Headers and using external libraries

When you compile or get an external library and you want to use them into your own project you have to link the output file of the compilation process of this library. But to be able to compile your program to use the functions of that library you would need to add declarations to these library functions into your own code. In fact even when you have mutliple files in your own code you can add declarations to function in each .c or .cpp file you write.

This is the repetitive and hard way of doing things. The language offers a method to copy and paste a file contents automatically for you using the #include “<filepath>” statement. You do that by writing the path to a file and the compiler will read this file and copy its content replacing the include statement with it. The most common name for these files is header files. Header files are files that usually have the extension .h or .hpp and are used to simplify the declaration of symbols. In headers you should mainly write declarations. If you have definitions in them and include them in two or more translation units (two .c or .cpp files) you would get the symbol defined multiple times kind of error. Just a note here, this can be avoided by using header guards.

The symbol not defined type of error will happen when you have declared a symbol and used it but the actual implementation or definition of this symbol is missing from the library file or from any translation units that you compiled.

Header guards

Another common errors is that headers can be reincluded. You can include a header that includes another header and end up with repeating declarations in your file. This is why header guards exist. The header guards should surround all code in your headers like this:

// ExampleHeader.h

#ifndef SOME_UNIQUE_NAME_HERE
#define SOME_UNIQUE_NAME_HERE
 
// your declarations (and certain types of definitions) here
 
#endif

This would at least be the safest way to compile your headers. Some but not all compilers also support another header guard called #pragma once. It is put on top of the header file:

// ExampleHeader.h
#pramga once

// your declarations (and certain types of definitions) here

Interlinked classes in C++

In C++ you can also have two classes that are coupled together. In games for example you can have an entity that has multiple components. It will need to update them, query them, add them, remove them, etc.

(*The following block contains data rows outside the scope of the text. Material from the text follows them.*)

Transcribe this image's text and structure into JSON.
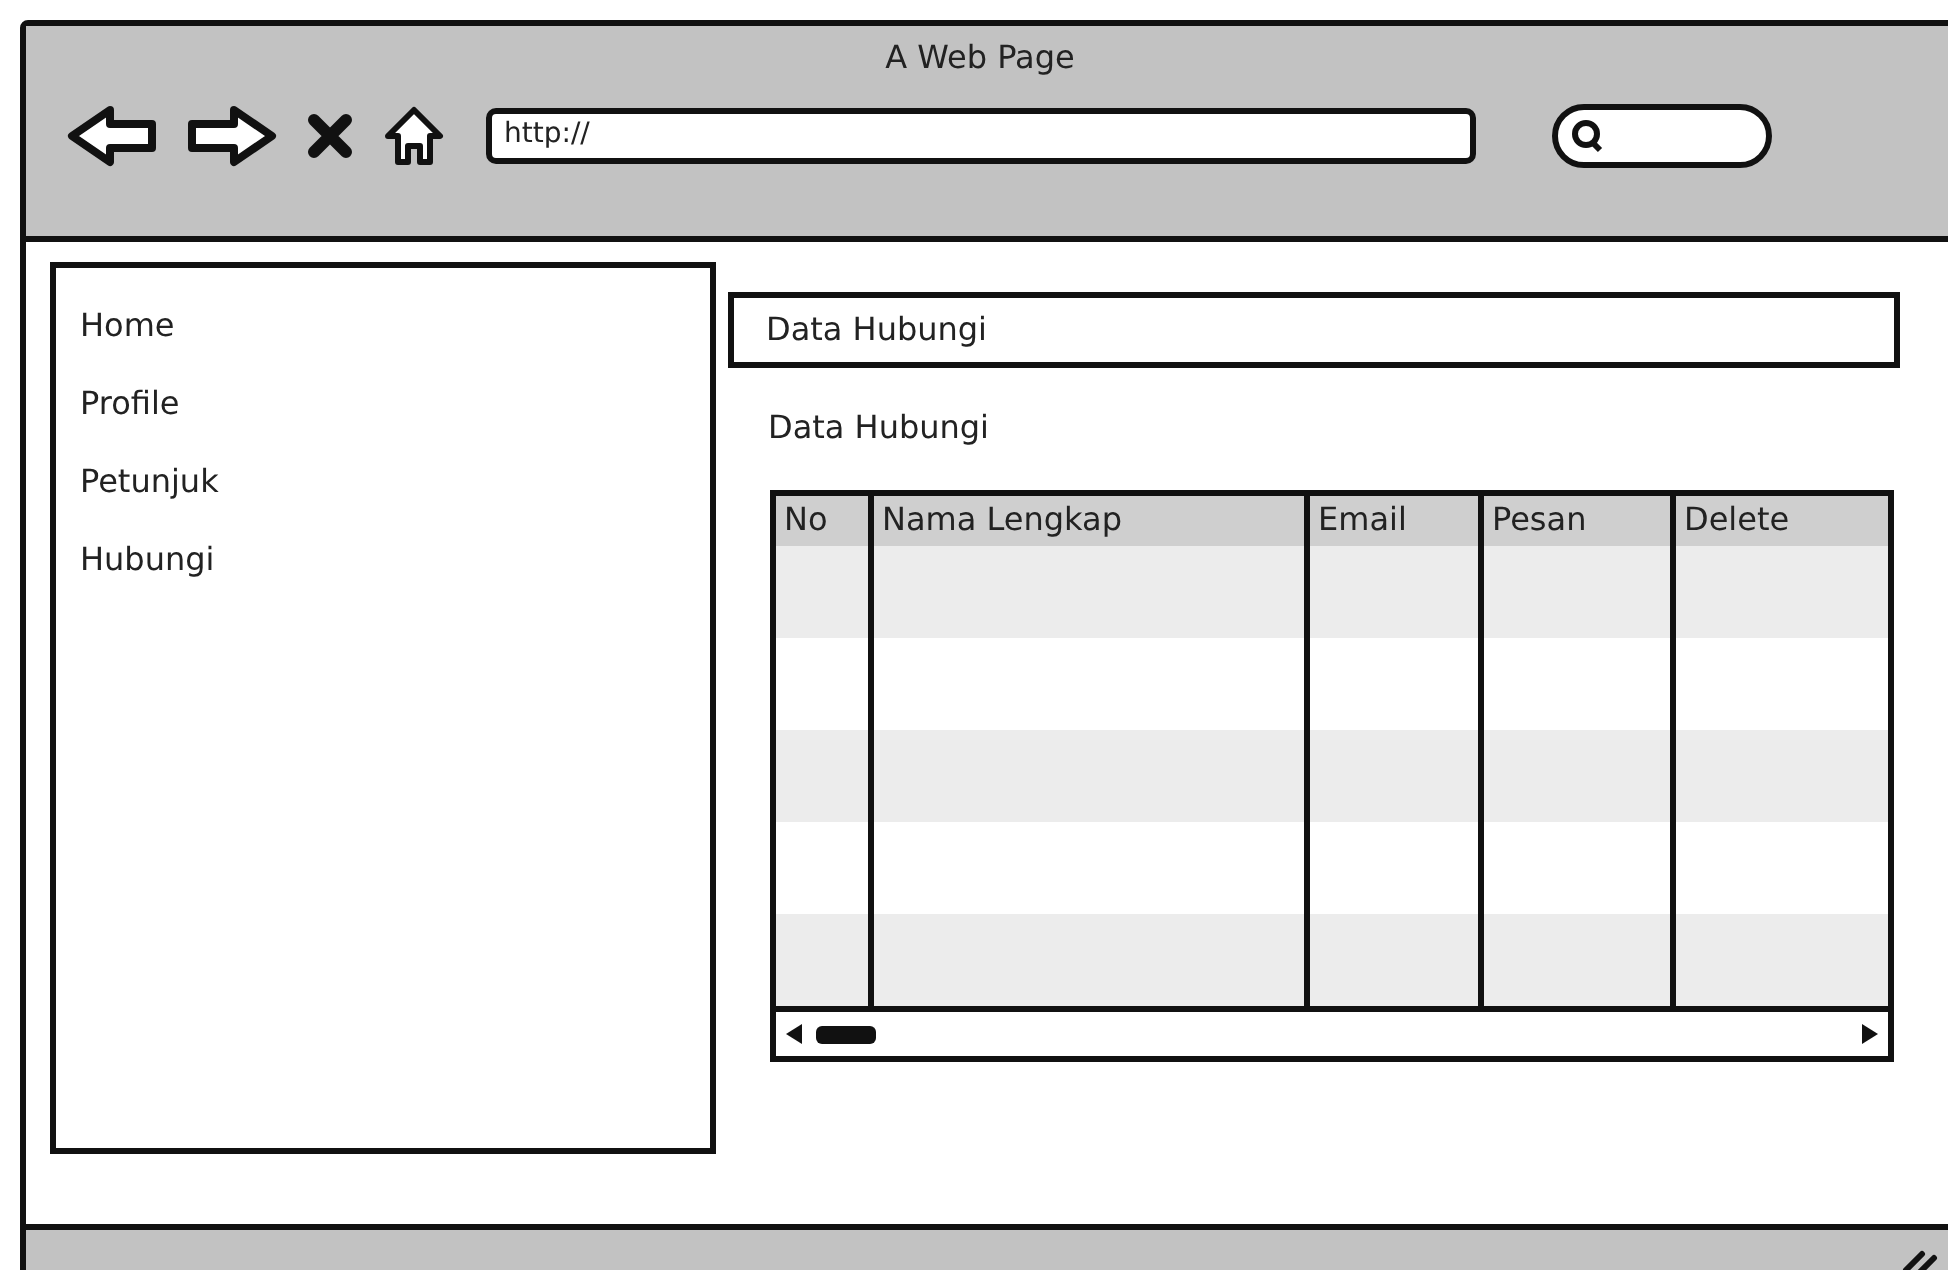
{
  "window": {
    "title": "A Web Page"
  },
  "address_bar": {
    "value": "http://"
  },
  "sidebar": {
    "items": [
      {
        "label": "Home"
      },
      {
        "label": "Profile"
      },
      {
        "label": "Petunjuk"
      },
      {
        "label": "Hubungi"
      }
    ]
  },
  "content": {
    "header": "Data Hubungi",
    "subtitle": "Data Hubungi",
    "table": {
      "columns": [
        "No",
        "Nama Lengkap",
        "Email",
        "Pesan",
        "Delete"
      ]
    }
  }
}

But the component should also know about the entity that owns them. They could then call methods to find other components that the entity has for example. To do this both classes have to know for each other. You can only really achieve this cleanly if you have multiple files.

// Entity.h
#pragma once

# We need forward declaration
# this declaration only states the existance of the class
class Component;

class Entity {
public:
  std::vector<Component> Components;
}

// Component.h
#pragma once

// There is no problem to directly include this here 
// But you cannot have both file include each other as it will loop around itself
// as the compiler would try to endlessly include both files.
#include "Entity.h"

// You can expand the declaration of the component class
class Component {
  // ...some component stuff...
}

In the implementation files that you actually compile you could then include both header files and when defining the function they will then have the full knowledge of both classes.

Conclusion

This is it about the compilation process. In other compiled languages like C# or Java this is simplified by not including other files. Instead directly including the symbols from them which solves the most common errors. In C++ it is a bit harder but it is also more powerful. When using external libraries they would provide their own header files. This way you don’t have to declare all the functions yourself. If you’re going to write a library that will be used by other people remember to separate all public functions in some sort of a public header file(s). You would later be distribute that file(s) with the compiled library.